Question

When alternating current is passed through an \( L-R \) series circuit, the power factor is \( \frac{\sqrt{3}}{2} \) and \( R = 50\Omega \), then the value of \( L \) is: 
 
\[ \left[ \cos \frac{\pi}{6} = \frac{\sqrt{3}}{2}, \quad \sin \frac{\pi}{6} = \frac{1}{2}, \quad \tan \frac{\pi}{6} = \frac{1}{\sqrt{3}} \right] \]

• A. $\frac{1}{2}\pi$
• B. $\frac{\sqrt{3}}{2}\pi$
• C. $\frac{1}{2\sqrt{3}\pi}$
• D. $\frac{1}{\sqrt{3}\pi}$

Hint:

For an \(L-R\) AC circuit: \[ \tan\phi=\frac{\omega L}{R} \] So you need \(R\), phase angle, and frequency to calculate \(L\).

Answer 1

The Correct Option is D

Step 1: Understanding the Concept:
The power factor in an AC circuit is given by $\cos \phi$, where $\phi$ is the phase angle between voltage and current.
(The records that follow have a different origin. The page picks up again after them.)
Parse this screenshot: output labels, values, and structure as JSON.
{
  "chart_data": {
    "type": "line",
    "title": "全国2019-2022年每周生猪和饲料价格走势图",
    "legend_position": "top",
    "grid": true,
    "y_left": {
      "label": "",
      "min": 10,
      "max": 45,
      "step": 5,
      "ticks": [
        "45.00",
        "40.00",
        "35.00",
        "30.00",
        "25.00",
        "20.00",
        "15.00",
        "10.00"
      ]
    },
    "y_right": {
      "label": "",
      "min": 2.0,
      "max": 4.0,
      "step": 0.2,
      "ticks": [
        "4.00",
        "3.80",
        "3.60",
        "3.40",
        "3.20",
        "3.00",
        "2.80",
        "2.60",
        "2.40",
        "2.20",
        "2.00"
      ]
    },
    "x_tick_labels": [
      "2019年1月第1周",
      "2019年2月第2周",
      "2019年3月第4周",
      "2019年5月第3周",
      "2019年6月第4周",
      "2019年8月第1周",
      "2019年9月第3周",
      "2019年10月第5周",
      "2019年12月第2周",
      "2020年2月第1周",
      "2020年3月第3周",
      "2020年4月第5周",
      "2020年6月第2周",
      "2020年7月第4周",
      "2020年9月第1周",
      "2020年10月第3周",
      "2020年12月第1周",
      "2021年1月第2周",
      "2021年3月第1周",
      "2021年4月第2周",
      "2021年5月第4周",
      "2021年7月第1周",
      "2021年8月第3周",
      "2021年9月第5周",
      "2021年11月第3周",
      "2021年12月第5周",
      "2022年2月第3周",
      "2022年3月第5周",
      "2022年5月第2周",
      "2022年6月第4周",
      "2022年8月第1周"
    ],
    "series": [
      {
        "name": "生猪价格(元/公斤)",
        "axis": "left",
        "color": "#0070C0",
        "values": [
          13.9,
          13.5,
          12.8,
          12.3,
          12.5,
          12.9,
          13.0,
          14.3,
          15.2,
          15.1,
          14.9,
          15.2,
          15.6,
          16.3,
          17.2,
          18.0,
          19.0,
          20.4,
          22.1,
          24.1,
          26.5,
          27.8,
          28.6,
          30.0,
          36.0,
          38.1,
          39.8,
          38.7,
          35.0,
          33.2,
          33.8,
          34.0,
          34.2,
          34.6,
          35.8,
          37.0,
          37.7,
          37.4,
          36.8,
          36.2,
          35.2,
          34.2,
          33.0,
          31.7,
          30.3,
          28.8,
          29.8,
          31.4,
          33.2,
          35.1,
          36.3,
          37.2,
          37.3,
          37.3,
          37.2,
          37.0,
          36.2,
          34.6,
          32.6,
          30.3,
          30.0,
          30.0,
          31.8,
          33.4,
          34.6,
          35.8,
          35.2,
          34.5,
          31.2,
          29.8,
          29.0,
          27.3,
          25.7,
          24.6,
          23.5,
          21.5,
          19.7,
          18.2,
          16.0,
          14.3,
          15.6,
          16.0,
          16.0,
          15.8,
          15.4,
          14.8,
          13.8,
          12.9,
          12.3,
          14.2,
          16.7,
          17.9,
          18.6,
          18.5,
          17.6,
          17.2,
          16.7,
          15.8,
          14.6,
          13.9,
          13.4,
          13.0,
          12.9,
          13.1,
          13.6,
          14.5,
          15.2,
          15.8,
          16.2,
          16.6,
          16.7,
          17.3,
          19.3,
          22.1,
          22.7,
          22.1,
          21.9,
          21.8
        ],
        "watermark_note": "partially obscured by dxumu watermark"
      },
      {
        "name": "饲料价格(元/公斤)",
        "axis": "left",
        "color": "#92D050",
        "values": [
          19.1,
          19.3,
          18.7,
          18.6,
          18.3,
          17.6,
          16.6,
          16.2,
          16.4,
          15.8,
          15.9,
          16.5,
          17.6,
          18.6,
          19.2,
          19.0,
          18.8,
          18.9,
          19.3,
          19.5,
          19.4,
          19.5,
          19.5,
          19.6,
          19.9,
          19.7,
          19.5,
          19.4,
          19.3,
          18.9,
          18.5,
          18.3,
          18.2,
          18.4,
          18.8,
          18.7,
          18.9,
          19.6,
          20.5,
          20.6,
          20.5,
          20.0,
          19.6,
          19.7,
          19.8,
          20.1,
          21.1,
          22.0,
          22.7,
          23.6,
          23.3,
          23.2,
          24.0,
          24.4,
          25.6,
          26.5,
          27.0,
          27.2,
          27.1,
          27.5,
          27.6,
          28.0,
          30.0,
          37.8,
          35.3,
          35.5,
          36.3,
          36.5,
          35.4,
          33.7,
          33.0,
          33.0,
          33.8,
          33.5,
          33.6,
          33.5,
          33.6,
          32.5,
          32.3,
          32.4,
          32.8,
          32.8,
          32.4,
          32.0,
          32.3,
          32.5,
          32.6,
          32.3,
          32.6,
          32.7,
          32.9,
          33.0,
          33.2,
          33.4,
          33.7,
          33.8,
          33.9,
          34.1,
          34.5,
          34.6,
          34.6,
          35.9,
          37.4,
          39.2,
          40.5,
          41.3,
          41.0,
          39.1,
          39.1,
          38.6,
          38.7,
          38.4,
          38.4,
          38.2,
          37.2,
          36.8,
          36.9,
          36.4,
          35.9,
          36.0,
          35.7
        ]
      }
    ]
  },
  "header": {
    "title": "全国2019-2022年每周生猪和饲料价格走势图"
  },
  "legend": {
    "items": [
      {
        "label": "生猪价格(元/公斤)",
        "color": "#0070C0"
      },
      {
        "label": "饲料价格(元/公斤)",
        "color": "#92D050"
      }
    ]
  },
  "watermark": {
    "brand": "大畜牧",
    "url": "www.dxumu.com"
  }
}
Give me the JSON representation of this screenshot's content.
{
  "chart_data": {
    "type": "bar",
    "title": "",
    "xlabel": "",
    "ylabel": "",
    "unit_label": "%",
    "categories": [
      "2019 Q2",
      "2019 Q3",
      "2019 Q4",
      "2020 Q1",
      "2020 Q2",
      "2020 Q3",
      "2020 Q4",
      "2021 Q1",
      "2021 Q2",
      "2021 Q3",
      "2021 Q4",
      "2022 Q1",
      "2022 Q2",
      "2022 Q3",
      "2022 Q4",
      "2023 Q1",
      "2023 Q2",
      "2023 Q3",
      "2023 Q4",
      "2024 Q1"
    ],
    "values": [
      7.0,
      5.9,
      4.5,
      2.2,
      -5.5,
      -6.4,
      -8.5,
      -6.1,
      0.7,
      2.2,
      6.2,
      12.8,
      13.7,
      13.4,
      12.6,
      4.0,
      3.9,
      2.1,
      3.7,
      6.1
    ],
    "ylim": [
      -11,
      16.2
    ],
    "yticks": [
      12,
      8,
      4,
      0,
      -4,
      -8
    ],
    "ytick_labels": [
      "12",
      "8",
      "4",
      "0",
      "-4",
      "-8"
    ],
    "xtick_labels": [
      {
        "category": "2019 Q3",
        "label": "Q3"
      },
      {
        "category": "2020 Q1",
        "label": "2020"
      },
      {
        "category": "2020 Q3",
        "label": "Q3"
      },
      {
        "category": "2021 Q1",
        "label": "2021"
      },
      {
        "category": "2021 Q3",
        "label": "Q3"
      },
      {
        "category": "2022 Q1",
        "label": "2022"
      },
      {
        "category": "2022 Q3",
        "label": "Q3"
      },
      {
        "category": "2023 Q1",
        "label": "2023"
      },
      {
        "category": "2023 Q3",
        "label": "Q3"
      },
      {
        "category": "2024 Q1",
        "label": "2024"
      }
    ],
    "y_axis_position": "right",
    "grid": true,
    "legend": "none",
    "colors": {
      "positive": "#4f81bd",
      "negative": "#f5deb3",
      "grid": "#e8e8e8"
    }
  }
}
In an L-R series circuit, the power factor is the ratio of resistance to impedance.
Step 2: Key Formula or Approach:
1. Power Factor: $\cos \phi = \frac{R}{Z}$
2. Phase Angle Relation: $\tan \phi = \frac{X_L}{R} = \frac{\omega L}{R}$
3. Angular Frequency: $\omega = 2\pi f$. (Assuming standard $f = 50 \text{ Hz}$ for this exam)
Step 3: Detailed Explanation:
Given $\cos \phi = \frac{\sqrt{3}}{2} \implies \phi = 30^\circ$ or $\frac{\pi}{6} \text{ radians}$.
From the given data, $\tan \left( \frac{\pi}{6} \right) = \frac{1}{\sqrt{3}}$.
Using the relation $\tan \phi = \frac{\omega L}{R}$:
\[ \frac{1}{\sqrt{3}} = \frac{2\pi(50)L}{50} \]
\[ \frac{1}{\sqrt{3}} = 2\pi L \implies L = \frac{1}{2\sqrt{3}\pi} \]
Step 4: Final Answer:
The value of inductance $L$ is $\frac{1}{2\sqrt{3}\pi}$.